Brainstorming, a creative tool for problem solving.

Brainstorming, generating ideas.

How often have you used brainstorming? The chances are that you used at least once even if you didn’t realise it. Brainstorming is a really powerful creative tool, for exploring the landscape of possibilities around a problem. When done in a productive manner, brainstorming can unleash incredible results and solutions. In this article, we will explore relevant aspects that can help you to get the best from it.

Why is brainstorming so important?

Brainstorming is a wonderful tool that allow us to go beyond the obvious first solutions to a problem. With brainstorming, you can create a wave of new fresh ideas and by taking these fresh perspectives, you can create something that people have really never thought about before.  Aim for quantity, try to generate a hundred solutions for every problem that we come up with.

Does that sound too much hard work? The reason for that is: The first few ideas is going to be expected, then they become more interesting and with each wave of new ideas you start pushing the boundaries further and further. For example, if I asked you to come up with 500 flavours of ice cream, the first 50 will be the usual expected, chocolate, vanilla, strawberry, rocky road, but after you got through the first 50, maybe even the first 100, then you will start coming up with the things that are really surprising and unique.

Avoid evaluating ideas way too early.

When you’re brainstorming, you are exploring the landscape of possible solutions and at a later time, you will figure out which ideas you will start to actually exploit. If you start evaluating ideas too early. You kill the entire brainstorming process. It is one of the things that happens when you throw out an idea and somebody says: “I don’t like that idea” or “that will never work”.Ideas at this stage are very, very fragile. It is important to accept any idea, no matter how crazy it seems initially. At this stage you are exploring the landscape of ideas and possibilities.

Ask the right question: What problem are we trying to solve?

If you do not frame the problem correctly at the beginning, you really have missed enormous opportunities. One of the important things is to brainstorm around the question before you start brainstorming around the answer. One of the terms used for that is “frame storming”. The idea is to “frame storm” before you brain storm by asking what problem are we really trying to solve?

Who is in the room?

A brainstorm is only as good as the brains in the room. You need to be really thoughtful and get people with really different points of view. A good number is having about five to seven people in a brainstorm, where you can make sure that everybody gets a chance to contribute.

The environment

The environment can have a big impact on the way people think. It’s great to have a space where people can move around and put ideas on the wall while others are stepping back and looking at the board. Make sure is that everybody has post its or sticky notes and everyone has a way to write. If possible, natural light and lots of windows. The higher the ceilings the better. It’s because high ceilings lead to much more lofty thoughts and feelings.

Stand up

Why? There’s a totally different energy when you’re sitting down around a conference table versus standing up, writing on a white board. In fact, it’s best if you’re all looking at the board, instead of looking at each other. The discussion is much more about the ideas then about the people in the room. It is much easier to build on ideas when they are all right in front of you. In fact, one of the most important things of brainstorming is to build on other people’s ideas. That’s where a lot of the magic happens.

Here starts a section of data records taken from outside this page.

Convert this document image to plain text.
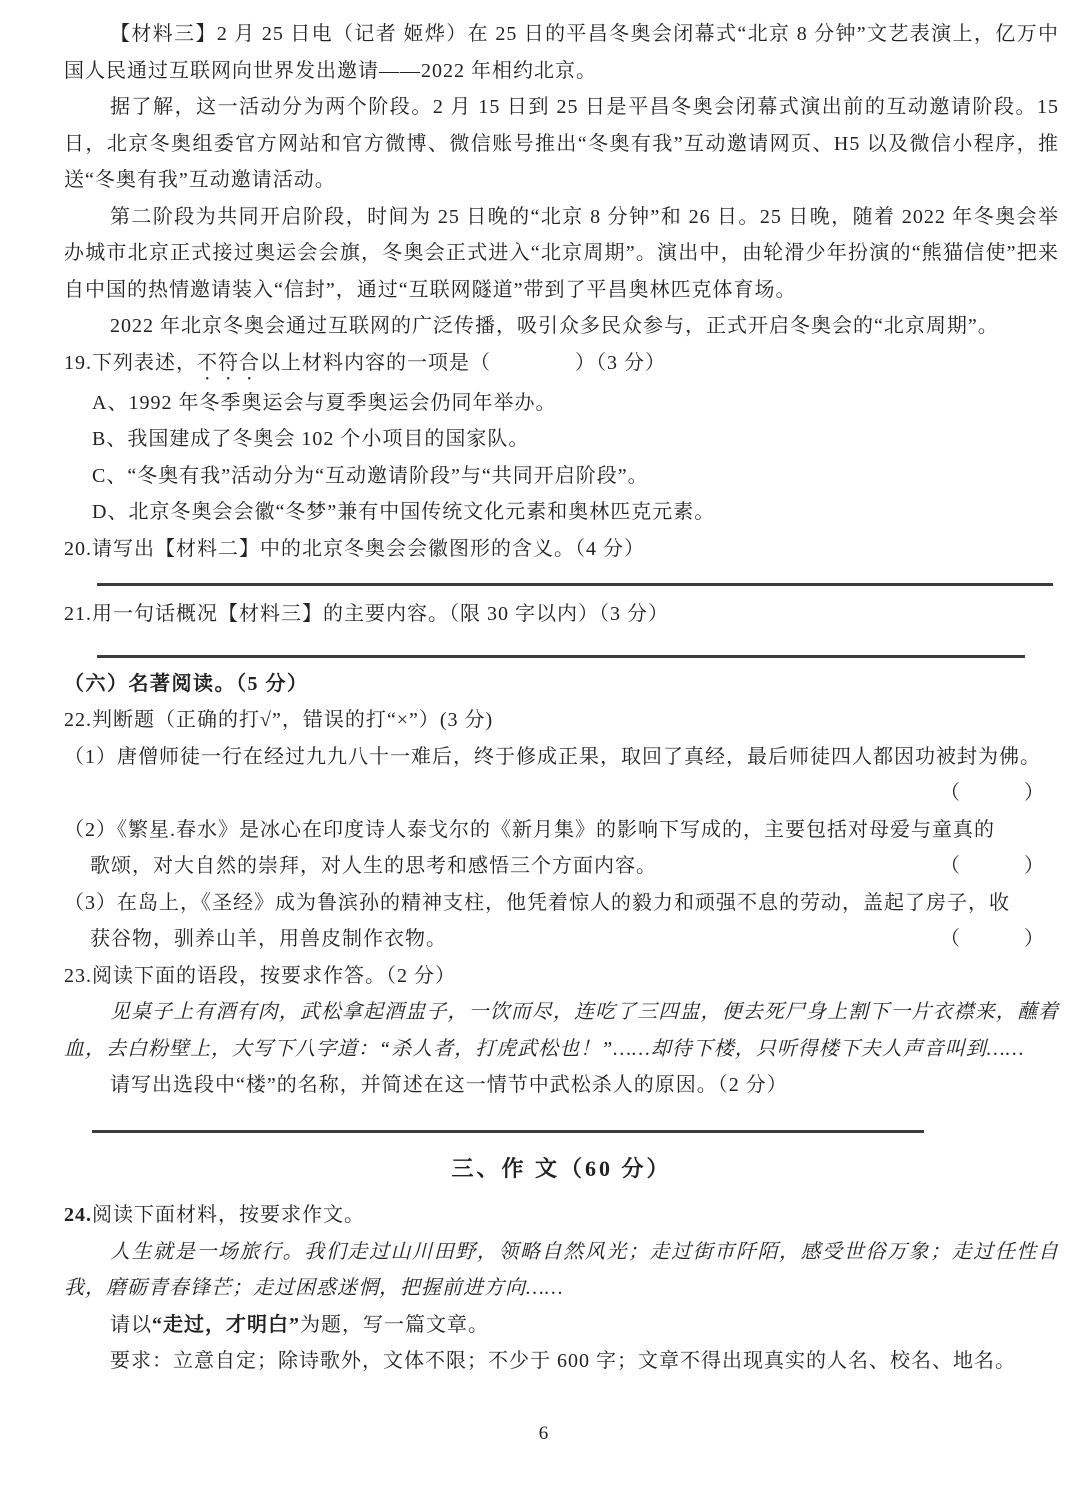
【材料三】2 月 25 日电（记者 姬烨）在 25 日的平昌冬奥会闭幕式“北京 8 分钟”文艺表演上，亿万中国人民通过互联网向世界发出邀请——2022 年相约北京。

据了解，这一活动分为两个阶段。2 月 15 日到 25 日是平昌冬奥会闭幕式演出前的互动邀请阶段。15 日，北京冬奥组委官方网站和官方微博、微信账号推出“冬奥有我”互动邀请网页、H5 以及微信小程序，推送“冬奥有我”互动邀请活动。

第二阶段为共同开启阶段，时间为 25 日晚的“北京 8 分钟”和 26 日。25 日晚，随着 2022 年冬奥会举办城市北京正式接过奥运会会旗，冬奥会正式进入“北京周期”。演出中，由轮滑少年扮演的“熊猫信使”把来自中国的热情邀请装入“信封”，通过“互联网隧道”带到了平昌奥林匹克体育场。

2022 年北京冬奥会通过互联网的广泛传播，吸引众多民众参与，正式开启冬奥会的“北京周期”。

19.下列表述，不符合以上材料内容的一项是（　　　　）（3 分）

A、1992 年冬季奥运会与夏季奥运会仍同年举办。

B、我国建成了冬奥会 102 个小项目的国家队。

C、“冬奥有我”活动分为“互动邀请阶段”与“共同开启阶段”。

D、北京冬奥会会徽“冬梦”兼有中国传统文化元素和奥林匹克元素。

20.请写出【材料二】中的北京冬奥会会徽图形的含义。（4 分）

21.用一句话概况【材料三】的主要内容。（限 30 字以内）（3 分）

（六）名著阅读。（5 分）

22.判断题（正确的打√”，错误的打“×”）(3 分)

（1）唐僧师徒一行在经过九九八十一难后，终于修成正果，取回了真经，最后师徒四人都因功被封为佛。

（　　　）

（2）《繁星.春水》是冰心在印度诗人泰戈尔的《新月集》的影响下写成的，主要包括对母爱与童真的

歌颂，对大自然的崇拜，对人生的思考和感悟三个方面内容。	（　　　）

（3）在岛上，《圣经》成为鲁滨孙的精神支柱，他凭着惊人的毅力和顽强不息的劳动，盖起了房子，收

获谷物，驯养山羊，用兽皮制作衣物。	（　　　）

23.阅读下面的语段，按要求作答。（2 分）

见桌子上有酒有肉，武松拿起酒盅子，一饮而尽，连吃了三四盅，便去死尸身上割下一片衣襟来，蘸着血，去白粉壁上，大写下八字道：“杀人者，打虎武松也！”……却待下楼，只听得楼下夫人声音叫到……

请写出选段中“楼”的名称，并简述在这一情节中武松杀人的原因。（2 分）

三、作 文（60 分）

24.阅读下面材料，按要求作文。

人生就是一场旅行。我们走过山川田野，领略自然风光；走过街市阡陌，感受世俗万象；走过任性自我，磨砺青春锋芒；走过困惑迷惘，把握前进方向……

请以“走过，才明白”为题，写一篇文章。

要求：立意自定；除诗歌外，文体不限；不少于 600 字；文章不得出现真实的人名、校名、地名。

6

At the end of a brainstorming session

When you get to the end of a brainstorming session there’s an urgency to know what are the next steps. What do we do now? At this stage it is important to remember: Who’s in the room? The people in the room are people who came from very different backgrounds and they’re not necessarily the stakeholders nor the decision-makers.

It might be helpful to explain at the beginning at the session that the brainstorm is the exploration stage and after that, there will be an evaluation stage. The people who evaluate the ideas are not necessarily the people who were in the brainstorm. You need to make sure that the people who are there understand that their job is to generate ideas not to pick the ideas to go forward with. A good thing to do is to separate in time and in space, the exploitation stage from the exploration stage.

Final tips to remember:

·      Go for quantity.

·      Defer judgement.

·      Build on the ideas of others (“yes, and…” instead of “no, but…”)

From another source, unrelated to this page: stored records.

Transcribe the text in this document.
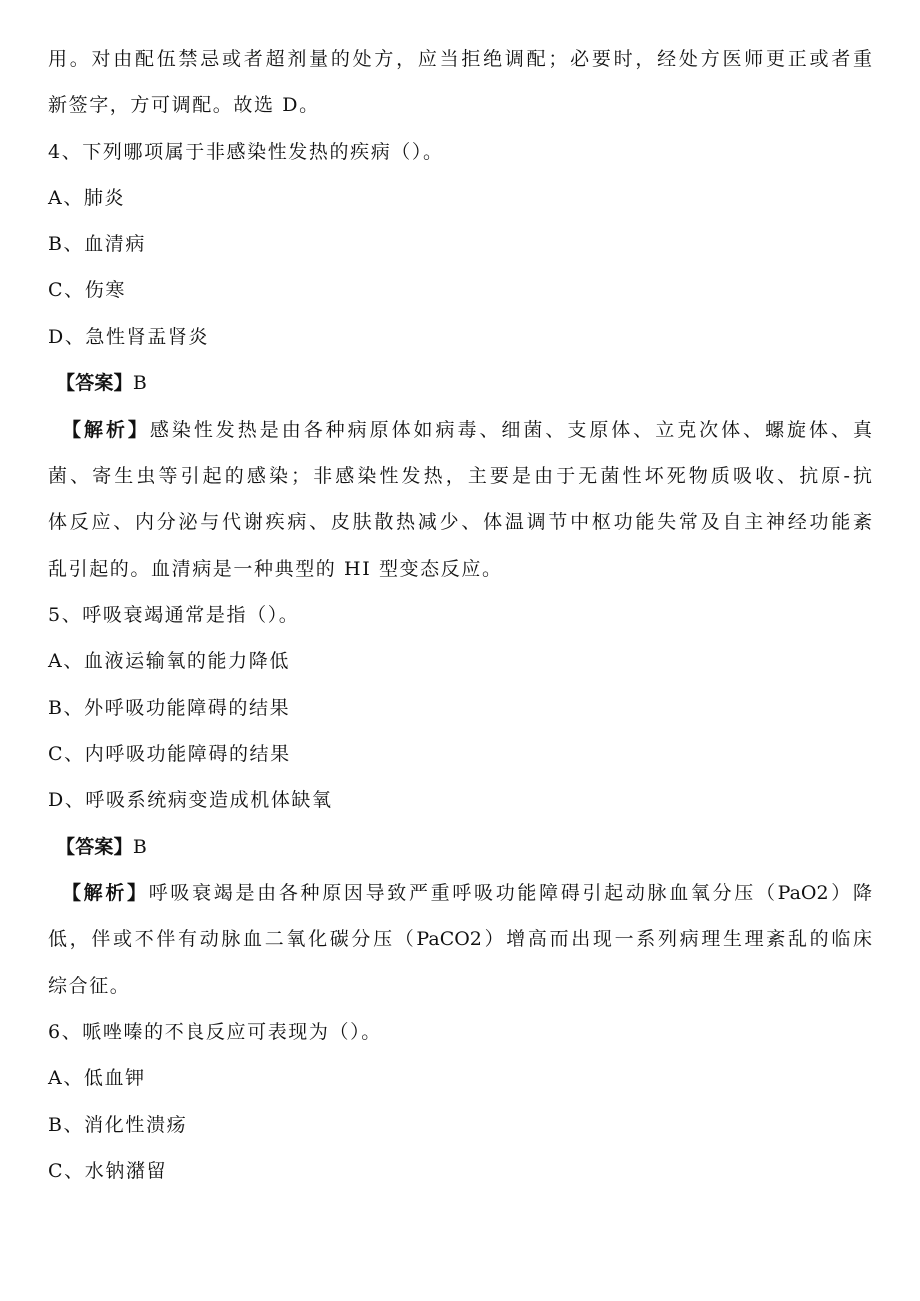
用。对由配伍禁忌或者超剂量的处方，应当拒绝调配；必要时，经处方医师更正或者重
新签字，方可调配。故选 D。
4、下列哪项属于非感染性发热的疾病（）。
A、肺炎
B、血清病
C、伤寒
D、急性肾盂肾炎
【答案】B
【解析】感染性发热是由各种病原体如病毒、细菌、支原体、立克次体、螺旋体、真
菌、寄生虫等引起的感染；非感染性发热，主要是由于无菌性坏死物质吸收、抗原-抗
体反应、内分泌与代谢疾病、皮肤散热减少、体温调节中枢功能失常及自主神经功能紊
乱引起的。血清病是一种典型的 HI 型变态反应。
5、呼吸衰竭通常是指（）。
A、血液运输氧的能力降低
B、外呼吸功能障碍的结果
C、内呼吸功能障碍的结果
D、呼吸系统病变造成机体缺氧
【答案】B
【解析】呼吸衰竭是由各种原因导致严重呼吸功能障碍引起动脉血氧分压（PaO2）降
低，伴或不伴有动脉血二氧化碳分压（PaCO2）增高而出现一系列病理生理紊乱的临床
综合征。
6、哌唑嗪的不良反应可表现为（）。
A、低血钾
B、消化性溃疡
C、水钠潴留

·      Encourage wild ideas.

Sometimes people like to do brainstorming on their own individually first and then coming into a group and sharing those ideas. Other people like it better to come together first and not have that sort of pre thinking going on. This is not a recipe that can’t be changed. Just like there are lots of recipes for chocolate chip cookies. There are lots of recipes for brainstorming and the key is to figure out the recipe that works best for you.